Moreover, the OGWA provides a common place for people to get information on everything to do with the industry, as well as assistance with regulatory problems and referrals when people call needing drill service.

And there’s power in numbers.

“If the OGWA could walk into the Ministry of Environment office and say, ‘Look, 99 per cent of the licensed well drillers in Ontario are members of this association. What are you going to do for us?’” says Constable about the stronger position the OGWA would have with the MOE if membership were to increase.

Yet attracting membership is always a challenge – something Constable would like to see remedied. “Because there’s no regulatory requirement to be a member, all of the people that refuse to pay that not very expensive membership fee every year get all the benefits of everything that the association does.”

“The association has been around for 63 years. A lot of good things have been done over those 63 years and a lot of good people have put a lot of effort into it for 63 years, but some things just never change,” says Constable.

Something that has changed is Constable’s business. While they still do plenty of domestic jobs, Constable says about half their drilling is commercial work in the city of Toronto.

“We saw the writing on the wall quite a few years ago that the domestic well drilling business in the southern part of the province was becoming a smaller market,” he says. “Between pipelines and the government, which basically said that the majority of development should, whenever possible, be attached to municipal services. They made it awfully difficult – not impossible but difficult – for developers to develop subdivisions where they require wells and septics.”

Where Constable’s grandfather and father drilled is all city water now. Drillers have to go farther out into farm country and cottage country to find work.

“Ontario’s a big place. It’s hard to really put a finger on the state of the whole industry in Ontario. There are areas of the province where well drilling is in top shape,” he says. “But Southwestern Ontario is a horrible place to be a well driller.”

While Constable admits he doesn’t know what the fix is, he does believe that drillers need to be looking at diversification of some kind, adding that, the real challenges to the industry are to stay current and flexible.

“There’s still a lot of work out there. There’s still good work, particularly, for the smaller companies – the mom-and-pop companies.”

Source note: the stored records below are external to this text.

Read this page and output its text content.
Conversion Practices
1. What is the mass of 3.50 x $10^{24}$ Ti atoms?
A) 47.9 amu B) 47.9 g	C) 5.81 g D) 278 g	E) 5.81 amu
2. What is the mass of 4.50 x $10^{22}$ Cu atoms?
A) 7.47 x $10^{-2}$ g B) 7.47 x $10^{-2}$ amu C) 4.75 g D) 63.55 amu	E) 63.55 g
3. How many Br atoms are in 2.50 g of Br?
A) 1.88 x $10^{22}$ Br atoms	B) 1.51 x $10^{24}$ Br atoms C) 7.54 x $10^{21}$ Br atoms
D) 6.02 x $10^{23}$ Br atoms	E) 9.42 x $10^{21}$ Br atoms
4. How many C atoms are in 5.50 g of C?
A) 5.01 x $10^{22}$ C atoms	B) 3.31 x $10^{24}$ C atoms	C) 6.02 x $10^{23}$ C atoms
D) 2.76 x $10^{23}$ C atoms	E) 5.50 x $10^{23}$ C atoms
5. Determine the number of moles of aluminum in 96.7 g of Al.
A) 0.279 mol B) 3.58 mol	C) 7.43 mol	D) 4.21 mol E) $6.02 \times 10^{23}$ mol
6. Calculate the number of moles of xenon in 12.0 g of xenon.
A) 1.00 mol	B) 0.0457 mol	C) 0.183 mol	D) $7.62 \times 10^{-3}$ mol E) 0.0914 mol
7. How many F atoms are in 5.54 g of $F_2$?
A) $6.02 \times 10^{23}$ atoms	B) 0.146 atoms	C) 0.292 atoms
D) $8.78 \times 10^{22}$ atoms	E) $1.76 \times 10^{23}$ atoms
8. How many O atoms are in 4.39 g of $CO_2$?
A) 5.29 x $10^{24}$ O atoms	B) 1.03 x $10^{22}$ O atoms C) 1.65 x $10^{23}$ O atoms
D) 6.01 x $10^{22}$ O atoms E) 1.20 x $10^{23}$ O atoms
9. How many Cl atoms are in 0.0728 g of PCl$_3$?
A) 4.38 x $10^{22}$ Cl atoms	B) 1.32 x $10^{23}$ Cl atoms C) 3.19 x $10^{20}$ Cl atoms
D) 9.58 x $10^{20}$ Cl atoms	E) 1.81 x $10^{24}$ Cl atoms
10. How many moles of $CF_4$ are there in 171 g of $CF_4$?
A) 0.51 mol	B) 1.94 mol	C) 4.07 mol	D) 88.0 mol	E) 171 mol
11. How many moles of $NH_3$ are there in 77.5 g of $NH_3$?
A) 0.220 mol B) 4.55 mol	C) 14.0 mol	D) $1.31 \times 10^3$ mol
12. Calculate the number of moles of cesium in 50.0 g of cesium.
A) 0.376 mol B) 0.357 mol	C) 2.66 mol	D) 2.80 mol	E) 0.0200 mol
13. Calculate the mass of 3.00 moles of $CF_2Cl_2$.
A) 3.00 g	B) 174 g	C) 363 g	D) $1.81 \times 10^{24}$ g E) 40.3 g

Asked what he would like see change, Constable mentions the now-defunct Canadian Ground Water Association. While the demise of the CGWA is well known within the industry, the concept of a national association is something Constable supports.

“There’s no federal body that worries about ground water across the country, which is something that the Canadian Ground Water Association was trying to work towards, trying to work with the federal government.”

Constable’s vision was a training and certification body, where all the provincial associations would have access to material.

“It’s really difficult for the provincial associations to keep coming up with stuff that satisfies the continuing education criteria. If you had a national clearing house putting this stuff together – getting together, discussing it, making sure it was the way it needs to be, and then making that available to the whole country – it would be advantageous to everybody.”

Before that can happen, the provincial associations have to sit down and decide they want another Canadian association.

“I hope they do,” says Constable. “I firmly believe that the Canadian group is important.”

As far as the future of the industry, Constable says well drilling is an industry that supplies something people can’t do without.

“As long as we do our part and make an effort to make sure that a) we protect the ground-water sources, and that b) we continue to push to governments that development and new wells outside of town are a good thing, the future of the industry is bright. There’s still a lot of Ontario out there that needs wells drilled in it.”